Abstract

This review article outlines some potentials and limits of the recent application of high resolution Nuclear Magnetic Resonance technique--coupled to the Fourier transformation methods--to the study of biological membranes. Molecular arrangement and dynamical structure characters can be assessed at the level of individual chemical groups in lipid bilayer regions of natural and model membranes, through the determination of physical parameters like chemical shifts, spin-lattice (T1) and spin-spin (T2) nuclear magnetic relaxation times. The results of some significant experiments carried out on single-wall lecithin vesicles as well as on intact natural membranes, are summarized and discussed. Useful information can be obtained on the lipid fatty-acid chains thermal transition, by comparing two lecithin vesicles of the same size, formed by the same host lecithin, but incorporated with different molecular components.
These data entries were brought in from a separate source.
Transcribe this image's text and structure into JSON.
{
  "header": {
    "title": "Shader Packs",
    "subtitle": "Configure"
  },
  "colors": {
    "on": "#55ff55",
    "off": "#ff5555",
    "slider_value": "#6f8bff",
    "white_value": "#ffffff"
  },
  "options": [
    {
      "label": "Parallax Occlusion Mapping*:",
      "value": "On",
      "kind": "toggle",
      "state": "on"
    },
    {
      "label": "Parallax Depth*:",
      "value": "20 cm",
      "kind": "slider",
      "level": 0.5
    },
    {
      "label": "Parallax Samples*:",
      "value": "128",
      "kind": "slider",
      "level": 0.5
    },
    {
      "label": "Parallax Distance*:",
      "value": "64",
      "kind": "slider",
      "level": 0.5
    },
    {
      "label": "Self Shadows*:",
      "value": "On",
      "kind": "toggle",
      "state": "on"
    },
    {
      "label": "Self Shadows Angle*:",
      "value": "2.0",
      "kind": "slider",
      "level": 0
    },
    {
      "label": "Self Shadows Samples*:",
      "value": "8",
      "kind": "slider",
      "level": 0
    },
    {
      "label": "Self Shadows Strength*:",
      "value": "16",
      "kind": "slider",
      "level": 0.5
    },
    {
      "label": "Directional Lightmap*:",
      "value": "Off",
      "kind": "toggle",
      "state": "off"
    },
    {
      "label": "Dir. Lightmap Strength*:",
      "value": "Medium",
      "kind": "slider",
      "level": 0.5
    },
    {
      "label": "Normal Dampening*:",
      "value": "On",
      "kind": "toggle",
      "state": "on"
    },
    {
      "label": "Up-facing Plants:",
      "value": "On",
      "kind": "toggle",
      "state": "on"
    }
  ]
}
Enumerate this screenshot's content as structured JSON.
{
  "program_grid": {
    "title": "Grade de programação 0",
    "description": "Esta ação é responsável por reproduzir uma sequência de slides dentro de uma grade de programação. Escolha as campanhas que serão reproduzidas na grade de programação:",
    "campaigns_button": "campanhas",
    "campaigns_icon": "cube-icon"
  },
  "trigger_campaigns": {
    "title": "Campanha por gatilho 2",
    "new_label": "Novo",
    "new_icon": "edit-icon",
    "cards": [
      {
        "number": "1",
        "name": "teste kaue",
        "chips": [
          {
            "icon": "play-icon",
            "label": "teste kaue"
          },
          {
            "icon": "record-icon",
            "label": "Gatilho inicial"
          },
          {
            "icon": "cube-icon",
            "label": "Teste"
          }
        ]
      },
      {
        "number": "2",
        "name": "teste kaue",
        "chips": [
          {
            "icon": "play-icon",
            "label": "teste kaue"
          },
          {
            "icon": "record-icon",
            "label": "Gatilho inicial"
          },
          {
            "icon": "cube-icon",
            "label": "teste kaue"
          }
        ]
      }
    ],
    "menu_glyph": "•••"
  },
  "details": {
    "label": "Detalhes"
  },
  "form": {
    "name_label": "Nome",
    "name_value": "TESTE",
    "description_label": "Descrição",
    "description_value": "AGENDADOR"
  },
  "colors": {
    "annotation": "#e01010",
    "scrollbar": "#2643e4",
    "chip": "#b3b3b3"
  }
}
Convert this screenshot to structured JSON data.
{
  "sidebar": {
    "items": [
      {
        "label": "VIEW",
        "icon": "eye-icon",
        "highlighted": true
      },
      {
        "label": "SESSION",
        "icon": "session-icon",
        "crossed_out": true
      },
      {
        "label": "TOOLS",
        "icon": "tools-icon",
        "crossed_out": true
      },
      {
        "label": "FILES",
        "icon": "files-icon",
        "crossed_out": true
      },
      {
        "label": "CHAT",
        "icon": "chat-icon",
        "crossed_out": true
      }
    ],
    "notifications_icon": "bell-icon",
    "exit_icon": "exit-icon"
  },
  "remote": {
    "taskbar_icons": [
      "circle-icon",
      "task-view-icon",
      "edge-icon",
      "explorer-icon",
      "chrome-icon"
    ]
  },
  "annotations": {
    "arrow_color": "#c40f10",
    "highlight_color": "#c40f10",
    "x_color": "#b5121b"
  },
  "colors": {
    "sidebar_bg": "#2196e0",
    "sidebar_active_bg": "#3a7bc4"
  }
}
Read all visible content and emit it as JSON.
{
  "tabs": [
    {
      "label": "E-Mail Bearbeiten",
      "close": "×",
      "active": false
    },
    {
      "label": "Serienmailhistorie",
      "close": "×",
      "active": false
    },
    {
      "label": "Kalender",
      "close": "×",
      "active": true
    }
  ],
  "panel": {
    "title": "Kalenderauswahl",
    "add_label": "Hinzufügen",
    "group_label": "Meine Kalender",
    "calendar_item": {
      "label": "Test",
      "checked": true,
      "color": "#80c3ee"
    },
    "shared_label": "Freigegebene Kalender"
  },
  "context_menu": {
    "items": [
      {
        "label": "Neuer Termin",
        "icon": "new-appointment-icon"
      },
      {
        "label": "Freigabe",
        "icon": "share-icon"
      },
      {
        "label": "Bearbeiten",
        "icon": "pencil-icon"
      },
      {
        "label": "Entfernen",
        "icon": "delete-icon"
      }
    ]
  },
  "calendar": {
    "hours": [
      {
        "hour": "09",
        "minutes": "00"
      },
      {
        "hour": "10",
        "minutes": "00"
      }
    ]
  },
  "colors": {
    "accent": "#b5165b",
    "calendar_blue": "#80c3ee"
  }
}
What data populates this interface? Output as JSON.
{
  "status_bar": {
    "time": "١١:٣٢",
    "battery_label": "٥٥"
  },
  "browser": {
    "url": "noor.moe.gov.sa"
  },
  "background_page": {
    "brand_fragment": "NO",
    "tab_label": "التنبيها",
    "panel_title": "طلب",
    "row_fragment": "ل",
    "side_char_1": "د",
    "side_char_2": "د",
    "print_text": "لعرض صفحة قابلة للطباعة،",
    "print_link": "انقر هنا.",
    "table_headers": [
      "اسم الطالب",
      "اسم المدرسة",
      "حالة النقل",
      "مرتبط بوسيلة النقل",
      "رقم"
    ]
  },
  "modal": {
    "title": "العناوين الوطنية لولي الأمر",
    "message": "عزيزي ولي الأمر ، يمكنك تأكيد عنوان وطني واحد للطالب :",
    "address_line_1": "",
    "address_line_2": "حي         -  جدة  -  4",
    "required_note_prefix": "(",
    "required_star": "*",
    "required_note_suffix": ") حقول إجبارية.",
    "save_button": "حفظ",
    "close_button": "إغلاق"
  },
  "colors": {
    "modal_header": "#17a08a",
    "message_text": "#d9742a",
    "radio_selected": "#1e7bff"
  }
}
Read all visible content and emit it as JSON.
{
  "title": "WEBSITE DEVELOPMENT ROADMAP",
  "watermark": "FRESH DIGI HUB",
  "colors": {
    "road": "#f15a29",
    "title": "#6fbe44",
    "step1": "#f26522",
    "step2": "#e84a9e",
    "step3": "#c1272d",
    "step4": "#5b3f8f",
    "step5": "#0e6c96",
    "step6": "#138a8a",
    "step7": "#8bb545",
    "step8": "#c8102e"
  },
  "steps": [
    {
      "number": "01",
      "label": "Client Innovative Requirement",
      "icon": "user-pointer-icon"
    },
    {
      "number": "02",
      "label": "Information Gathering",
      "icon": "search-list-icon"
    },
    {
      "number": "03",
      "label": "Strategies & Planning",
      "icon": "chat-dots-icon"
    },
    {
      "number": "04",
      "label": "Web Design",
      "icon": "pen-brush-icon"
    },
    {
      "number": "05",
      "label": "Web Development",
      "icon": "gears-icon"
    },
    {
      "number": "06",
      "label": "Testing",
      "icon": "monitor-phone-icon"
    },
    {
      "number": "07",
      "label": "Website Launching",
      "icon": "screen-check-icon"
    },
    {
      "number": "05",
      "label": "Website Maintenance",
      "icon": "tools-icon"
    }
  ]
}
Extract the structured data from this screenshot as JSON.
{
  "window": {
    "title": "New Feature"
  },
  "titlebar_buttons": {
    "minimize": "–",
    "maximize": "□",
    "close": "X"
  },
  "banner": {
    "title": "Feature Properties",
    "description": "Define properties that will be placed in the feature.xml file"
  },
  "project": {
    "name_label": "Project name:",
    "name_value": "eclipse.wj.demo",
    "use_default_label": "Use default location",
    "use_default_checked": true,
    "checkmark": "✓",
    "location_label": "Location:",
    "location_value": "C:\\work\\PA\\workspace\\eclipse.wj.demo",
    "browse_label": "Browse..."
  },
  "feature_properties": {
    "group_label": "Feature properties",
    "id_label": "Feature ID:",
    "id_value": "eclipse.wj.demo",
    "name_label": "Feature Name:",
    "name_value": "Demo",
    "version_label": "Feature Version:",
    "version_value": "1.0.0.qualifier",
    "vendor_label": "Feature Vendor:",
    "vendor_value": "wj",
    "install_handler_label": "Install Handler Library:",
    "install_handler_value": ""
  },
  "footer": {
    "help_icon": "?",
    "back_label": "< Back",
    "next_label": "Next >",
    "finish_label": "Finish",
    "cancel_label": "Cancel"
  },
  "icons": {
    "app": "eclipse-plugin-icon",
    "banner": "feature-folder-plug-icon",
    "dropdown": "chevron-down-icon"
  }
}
In particular, T1 and T2 measurements, interpreted in terms of a two- (or more-) correlation time theoretical models, are able to demonstrate different degrees of motional anisotropy in bilayers formed by mixed lecithins or by mixtures of lecithin and fatty acids, possessing moderately different chain lengths [13]. Chromophore-containing molecules, like chlorophyll [12] or fluorescent probes [14] can be located, within few Angstroms, in a lipid bilayer through proton chemical shift measurements; in addition the perturbation of the lipid membrane structure, as induced by the incorporated probe, is assessed mainly in terms of the intramolecular dynamical structure of the host lecithin molecules, by means of T1 and linewidth studies. The comparison of the n.m.r. relaxation behaviour in intact membranes and in vesicles formed by their extracted lipids may, finally, provide indirect information on the lipid-protein intermolecular interactions and relative mobility, besides indicating the intramolecular mobility characters of the lipid bilayer regions of the membrane.